Before samplers: music made with razor blades and scotch tape - mambodog
http://www.youtube.com/watch?v=rXEBDCX_O6M

======
chipsy
The same year this mix was made, Ultimate Soundtracker was released:
<http://www.youtube.com/watch?v=5ywaCR5Tg4A>

Commercial sampling keyboards were available for the big budget productions
around the late 70s(the big breakthrough being the polyphonic Fairlight CMI in
'79), but memory prices dropped low enough to make mass-market products like
the Casio SK-1 available by the mid-80s.
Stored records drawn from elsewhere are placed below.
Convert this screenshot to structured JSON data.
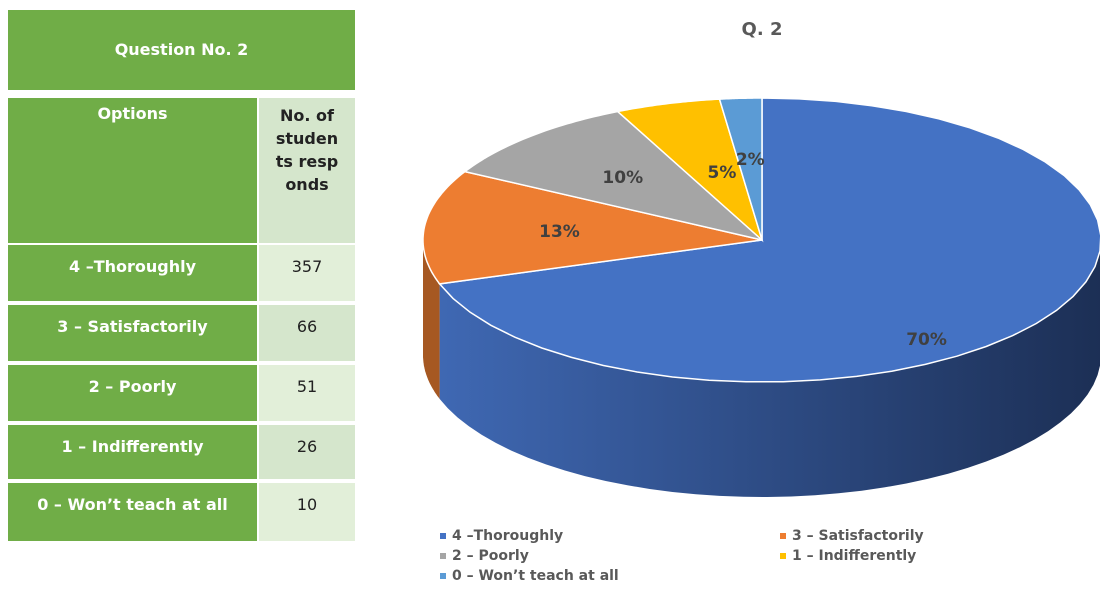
{
  "table": {
    "title": "Question No. 2",
    "header": [
      "Options",
      "No. of students responds"
    ],
    "rows": [
      [
        "4 –Thoroughly",
        "357"
      ],
      [
        "3 – Satisfactorily",
        "66"
      ],
      [
        "2 – Poorly",
        "51"
      ],
      [
        "1 – Indifferently",
        "26"
      ],
      [
        "0 – Won’t teach at all",
        "10"
      ]
    ]
  },
  "chart_data": {
    "type": "pie",
    "title": "Q. 2",
    "categories": [
      "4 –Thoroughly",
      "3 – Satisfactorily",
      "2 – Poorly",
      "1 – Indifferently",
      "0 – Won’t teach at all"
    ],
    "values": [
      70,
      13,
      10,
      5,
      2
    ],
    "value_labels": [
      "70%",
      "13%",
      "10%",
      "5%",
      "2%"
    ],
    "colors": [
      "#4472c4",
      "#ed7d31",
      "#a5a5a5",
      "#ffc000",
      "#5b9bd5"
    ],
    "legend": "bottom"
  }
}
So my impression(not having been
around for that era) is that extensive tape mixes like the one in the video
were primarily inspired by digital samplers; since at that time, samplers
couldn't hold entire songs, tape splicing technique improved to allow the same
concept to be used in a longer format. The move to computer-centric editing
came with multitrack editing of entire songs(e.g. Pro Tools) which happened
during the 1990s.

------
mambodog
This video gives you some idea of how this could be done:
<http://www.youtube.com/watch?v=3Z7jwZK2-Gw> however most people doing this
kind of analog audio editing with tape actually had to cut the tape by hand,
and all had to make careful calculations to keep the edits in musical time.